By James Hannaham
367 pp. Back Bay Books. $16.
Why are independent bookshops such an integral part of a thriving community? Because a good independent bookshop promotes books like these.
I was traveling in Oregon last October when I stumbled into the little western flavored town of Jacksonville, not far from the California border. It was a small town, but infinitely charming, with only one main street, California Street, which could have stood in as a location in any number of old Clint Eastwood or John Wayne westerns.
At 157 California Street sits Rebel Heart Books. It’s small, just a single room, so it doesn’t contain as many books as may be found in your average bookshop. The difference is that each book it does contain belongs there, has been specially chosen to take up one of the valued spots on the shelf or the table.
I came away with several books that day, and I still haven’t gotten around to reading them all. But one of the reasons why Rebel Heart Books is my absolute favorite bookshop anywhere is because of how knowledgable the woman at the counter was about all the books. As she was ringing me up, the lady (whose name I have so unfortunately forgotten) made comments on each of them, talking about how excited they (the shop) were to feature this book or that author. She clearly knew something about every book there, had very probably had a hand in selecting them all herself.
That’s something that you just don’t get at Amazon or Barnes and Noble or even a larger bookshop. Sure, many of them have their “Staff Picks” but in Rebel Heart Books, EVERY book was a staff pick. If they weren’t, they wouldn’t have been there.
All of which is my very long way of saying that I have that wonderful little bookshop on California Street in Jacksonville, Oregon, to thank for “Delicious Foods”, a book that was was everything I hoped it would be and more.
Now onto the actual book.
Thanks largely to Jordan Peele, the political horror story has lately seen a revival.
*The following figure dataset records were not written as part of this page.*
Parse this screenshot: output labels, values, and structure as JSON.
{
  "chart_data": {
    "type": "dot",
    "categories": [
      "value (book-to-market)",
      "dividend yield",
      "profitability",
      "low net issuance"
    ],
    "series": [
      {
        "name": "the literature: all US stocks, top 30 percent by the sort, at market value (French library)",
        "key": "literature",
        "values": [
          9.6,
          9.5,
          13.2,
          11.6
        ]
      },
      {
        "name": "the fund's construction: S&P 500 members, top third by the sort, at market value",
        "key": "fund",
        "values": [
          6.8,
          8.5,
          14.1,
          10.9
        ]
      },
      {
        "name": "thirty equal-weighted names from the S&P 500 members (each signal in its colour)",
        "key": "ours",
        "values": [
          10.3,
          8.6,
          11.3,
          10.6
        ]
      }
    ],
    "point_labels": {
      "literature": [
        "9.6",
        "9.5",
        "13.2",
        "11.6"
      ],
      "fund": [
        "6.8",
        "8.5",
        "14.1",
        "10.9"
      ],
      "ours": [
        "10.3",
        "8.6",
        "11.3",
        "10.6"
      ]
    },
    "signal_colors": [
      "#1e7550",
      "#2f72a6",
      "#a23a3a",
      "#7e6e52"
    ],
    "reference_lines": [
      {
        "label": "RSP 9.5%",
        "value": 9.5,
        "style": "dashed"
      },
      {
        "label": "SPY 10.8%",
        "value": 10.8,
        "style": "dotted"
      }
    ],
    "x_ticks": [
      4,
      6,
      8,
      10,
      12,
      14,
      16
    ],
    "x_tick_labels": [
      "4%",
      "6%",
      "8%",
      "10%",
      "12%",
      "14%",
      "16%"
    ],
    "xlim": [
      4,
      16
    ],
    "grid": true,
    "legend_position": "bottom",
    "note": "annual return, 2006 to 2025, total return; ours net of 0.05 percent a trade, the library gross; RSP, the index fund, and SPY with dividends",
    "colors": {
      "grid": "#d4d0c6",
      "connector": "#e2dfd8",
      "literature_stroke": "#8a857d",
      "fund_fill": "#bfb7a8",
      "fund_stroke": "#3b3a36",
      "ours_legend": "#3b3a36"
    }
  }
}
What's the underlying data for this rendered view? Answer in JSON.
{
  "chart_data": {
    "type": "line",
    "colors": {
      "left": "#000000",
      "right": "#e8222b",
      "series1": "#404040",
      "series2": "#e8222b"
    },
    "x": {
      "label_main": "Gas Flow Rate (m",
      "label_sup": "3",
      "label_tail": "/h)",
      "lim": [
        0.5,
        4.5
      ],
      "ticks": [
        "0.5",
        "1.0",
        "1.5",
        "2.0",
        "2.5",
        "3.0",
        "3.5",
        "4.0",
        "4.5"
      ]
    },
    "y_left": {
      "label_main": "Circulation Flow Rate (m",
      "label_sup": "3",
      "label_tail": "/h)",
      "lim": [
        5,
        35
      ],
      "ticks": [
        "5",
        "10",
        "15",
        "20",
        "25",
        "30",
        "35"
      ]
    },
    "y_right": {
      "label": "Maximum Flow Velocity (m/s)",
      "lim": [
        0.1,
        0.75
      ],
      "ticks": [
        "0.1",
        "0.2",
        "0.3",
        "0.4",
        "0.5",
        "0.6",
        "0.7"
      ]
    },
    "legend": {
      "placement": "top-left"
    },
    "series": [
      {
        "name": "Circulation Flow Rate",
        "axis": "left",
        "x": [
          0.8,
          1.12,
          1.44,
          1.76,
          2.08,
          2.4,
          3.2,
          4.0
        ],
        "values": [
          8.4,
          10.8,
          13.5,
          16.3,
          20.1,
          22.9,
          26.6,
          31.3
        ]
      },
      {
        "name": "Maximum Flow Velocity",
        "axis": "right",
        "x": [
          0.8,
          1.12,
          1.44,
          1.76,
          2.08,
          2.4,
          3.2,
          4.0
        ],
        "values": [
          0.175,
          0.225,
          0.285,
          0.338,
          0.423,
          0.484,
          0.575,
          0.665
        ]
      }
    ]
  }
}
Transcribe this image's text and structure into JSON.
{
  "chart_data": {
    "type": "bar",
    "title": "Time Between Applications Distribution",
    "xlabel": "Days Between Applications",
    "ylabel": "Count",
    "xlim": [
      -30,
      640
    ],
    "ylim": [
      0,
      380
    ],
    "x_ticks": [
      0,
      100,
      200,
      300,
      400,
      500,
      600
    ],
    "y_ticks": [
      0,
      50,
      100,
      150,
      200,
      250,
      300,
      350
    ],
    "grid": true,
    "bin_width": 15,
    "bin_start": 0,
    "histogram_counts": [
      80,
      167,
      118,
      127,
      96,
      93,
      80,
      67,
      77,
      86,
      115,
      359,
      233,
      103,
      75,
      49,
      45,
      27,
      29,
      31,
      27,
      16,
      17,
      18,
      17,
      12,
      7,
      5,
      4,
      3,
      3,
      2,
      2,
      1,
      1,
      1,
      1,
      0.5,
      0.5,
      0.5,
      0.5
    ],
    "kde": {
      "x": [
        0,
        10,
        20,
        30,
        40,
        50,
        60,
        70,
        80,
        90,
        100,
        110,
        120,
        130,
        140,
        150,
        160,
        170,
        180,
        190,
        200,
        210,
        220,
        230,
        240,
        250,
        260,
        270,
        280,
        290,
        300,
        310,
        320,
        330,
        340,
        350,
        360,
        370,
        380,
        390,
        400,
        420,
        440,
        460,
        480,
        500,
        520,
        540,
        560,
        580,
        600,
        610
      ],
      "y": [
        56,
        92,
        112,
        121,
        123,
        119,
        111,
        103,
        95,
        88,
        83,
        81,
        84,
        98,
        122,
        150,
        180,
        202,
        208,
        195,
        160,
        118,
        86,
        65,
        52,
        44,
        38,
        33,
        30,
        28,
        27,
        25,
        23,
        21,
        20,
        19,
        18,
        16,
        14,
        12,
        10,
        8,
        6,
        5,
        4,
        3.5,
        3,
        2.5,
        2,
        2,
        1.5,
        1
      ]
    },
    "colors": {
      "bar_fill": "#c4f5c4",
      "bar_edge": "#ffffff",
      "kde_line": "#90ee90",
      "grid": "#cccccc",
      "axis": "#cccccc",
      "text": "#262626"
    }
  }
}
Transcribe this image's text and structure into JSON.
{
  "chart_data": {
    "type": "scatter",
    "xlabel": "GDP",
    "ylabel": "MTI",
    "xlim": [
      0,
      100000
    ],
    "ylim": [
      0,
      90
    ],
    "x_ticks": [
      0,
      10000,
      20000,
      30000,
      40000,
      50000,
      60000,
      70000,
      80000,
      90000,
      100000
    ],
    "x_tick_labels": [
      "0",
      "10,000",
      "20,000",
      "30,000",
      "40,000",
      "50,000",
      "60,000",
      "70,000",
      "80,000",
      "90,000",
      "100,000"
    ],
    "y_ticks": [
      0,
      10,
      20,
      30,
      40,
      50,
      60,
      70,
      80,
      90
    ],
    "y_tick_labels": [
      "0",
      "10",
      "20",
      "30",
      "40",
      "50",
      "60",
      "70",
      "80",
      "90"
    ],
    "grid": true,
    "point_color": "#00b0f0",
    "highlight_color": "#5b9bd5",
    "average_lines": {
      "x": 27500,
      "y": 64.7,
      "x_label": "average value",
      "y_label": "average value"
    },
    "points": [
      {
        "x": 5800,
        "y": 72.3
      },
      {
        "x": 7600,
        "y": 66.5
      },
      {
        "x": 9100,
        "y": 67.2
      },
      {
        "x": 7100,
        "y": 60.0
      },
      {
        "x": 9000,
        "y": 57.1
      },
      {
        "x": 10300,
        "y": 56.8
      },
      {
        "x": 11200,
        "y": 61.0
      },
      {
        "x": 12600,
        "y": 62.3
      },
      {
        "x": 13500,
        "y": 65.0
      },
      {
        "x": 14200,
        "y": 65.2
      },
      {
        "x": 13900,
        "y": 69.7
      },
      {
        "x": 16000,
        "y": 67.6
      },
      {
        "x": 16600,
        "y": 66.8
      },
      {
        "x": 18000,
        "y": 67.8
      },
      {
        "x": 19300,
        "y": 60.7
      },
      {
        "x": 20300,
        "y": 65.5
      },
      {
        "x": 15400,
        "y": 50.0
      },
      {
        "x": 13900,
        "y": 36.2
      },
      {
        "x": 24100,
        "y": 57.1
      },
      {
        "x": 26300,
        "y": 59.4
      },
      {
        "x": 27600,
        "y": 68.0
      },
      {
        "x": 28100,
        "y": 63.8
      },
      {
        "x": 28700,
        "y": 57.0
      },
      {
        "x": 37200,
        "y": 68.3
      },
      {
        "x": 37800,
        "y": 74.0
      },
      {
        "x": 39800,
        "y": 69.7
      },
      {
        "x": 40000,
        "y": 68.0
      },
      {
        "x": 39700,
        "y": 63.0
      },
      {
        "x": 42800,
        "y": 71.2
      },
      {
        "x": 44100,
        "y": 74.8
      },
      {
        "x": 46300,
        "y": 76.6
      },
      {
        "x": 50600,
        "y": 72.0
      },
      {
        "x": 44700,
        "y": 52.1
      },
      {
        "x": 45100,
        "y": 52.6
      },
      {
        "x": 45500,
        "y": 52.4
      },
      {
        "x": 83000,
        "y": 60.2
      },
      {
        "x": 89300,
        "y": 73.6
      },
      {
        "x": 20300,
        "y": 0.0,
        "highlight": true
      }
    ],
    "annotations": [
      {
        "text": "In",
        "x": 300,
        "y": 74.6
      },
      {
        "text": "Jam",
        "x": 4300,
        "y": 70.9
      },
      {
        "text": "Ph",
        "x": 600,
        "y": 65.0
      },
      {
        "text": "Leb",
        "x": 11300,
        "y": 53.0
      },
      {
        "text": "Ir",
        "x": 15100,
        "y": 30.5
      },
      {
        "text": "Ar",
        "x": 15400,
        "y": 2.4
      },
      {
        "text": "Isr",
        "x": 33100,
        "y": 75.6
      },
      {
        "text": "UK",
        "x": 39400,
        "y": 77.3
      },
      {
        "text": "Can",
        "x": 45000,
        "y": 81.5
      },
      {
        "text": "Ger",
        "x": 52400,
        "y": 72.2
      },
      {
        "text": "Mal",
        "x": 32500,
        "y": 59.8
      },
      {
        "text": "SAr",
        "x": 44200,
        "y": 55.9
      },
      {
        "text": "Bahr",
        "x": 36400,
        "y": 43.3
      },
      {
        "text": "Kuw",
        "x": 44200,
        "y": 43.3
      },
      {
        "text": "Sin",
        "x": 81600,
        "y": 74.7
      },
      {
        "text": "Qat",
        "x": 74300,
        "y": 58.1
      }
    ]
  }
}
See Peele’s “Get Out” for a great example of political horror done right, any of “The Purge” movies for an example of it done poorly.
But oh does James Hannaham’s “Delicious Foods” do it right.
It does for literary horror what “Get Out” did for cinematic horror. It’s a wonder, honestly, that it hasn’t been adapted for the big screen yet.
Like “Get Out”, “Delicious Foods” is a horror story with comedic elements. Definitely not a comedy with horror elements. It won’t just stay with you long after you’ve put it down, it will haunt you.
There is so much going on here, so much to get into, but at the same time I don’t really want to get into any of it because it is best to go into this blind.
I’ll simply say that our story starts with a getaway. Our protagonist, Eddie, is driving as fast as he can away from “The Farm,” the place he’s just escaped from. His arms end in two bloody stumps because, for reasons we don’t yet understand, both his hands have recently been severed. He steers by sticking his forearms “in two of the wheel’s holes.”
He has no idea where he’s going, he just knows he has to get away.
From the very first page, I was deeply engaged in the story. That doesn’t often happen. It will usually take me several pages, sometimes chapters, to really slip into the mood the author is setting. Not here.
Hannaham is such a talented writer, it’s a wonder he’s not better known. Here he writes convincingly as Eddie (both as a child and as a young man), as Eddie’s mother, and as the drug said mother is hooked on. Yes, one of the three points of view in this story is told from the perspective of CRACK COCAINE. How crazy is that? It’s trippily Pynchon-esque, positively Lynchian, but it’s so much more than just a gimmick.
“Delicious Foods” is the kind of book that demands to be discussed. I can’t remember the last time I read a book and so wished that I was part of a book club that was reading it. The themes here are nowhere near modest:
The legacy of slavery, white supremacy, racial injustice, human trafficking, drug abuse, industrialism, unfettered capitalism, exploitation.
This book tackles all of these issues in 367 pages and tackles them beautifully. In lesser hands, “Delicious Foods” would have been a mess, the perfect example of a novel that tries to overachieve. But “Delicious Foods” DOES achieve, exactly what it sets out to.
This is what great literature is. It shocks you and makes you think about the world you live in and all the wrongs that still need to be righted.
Thanks to Rebel Heart Books and great independent bookshops everywhere for promoting books like these.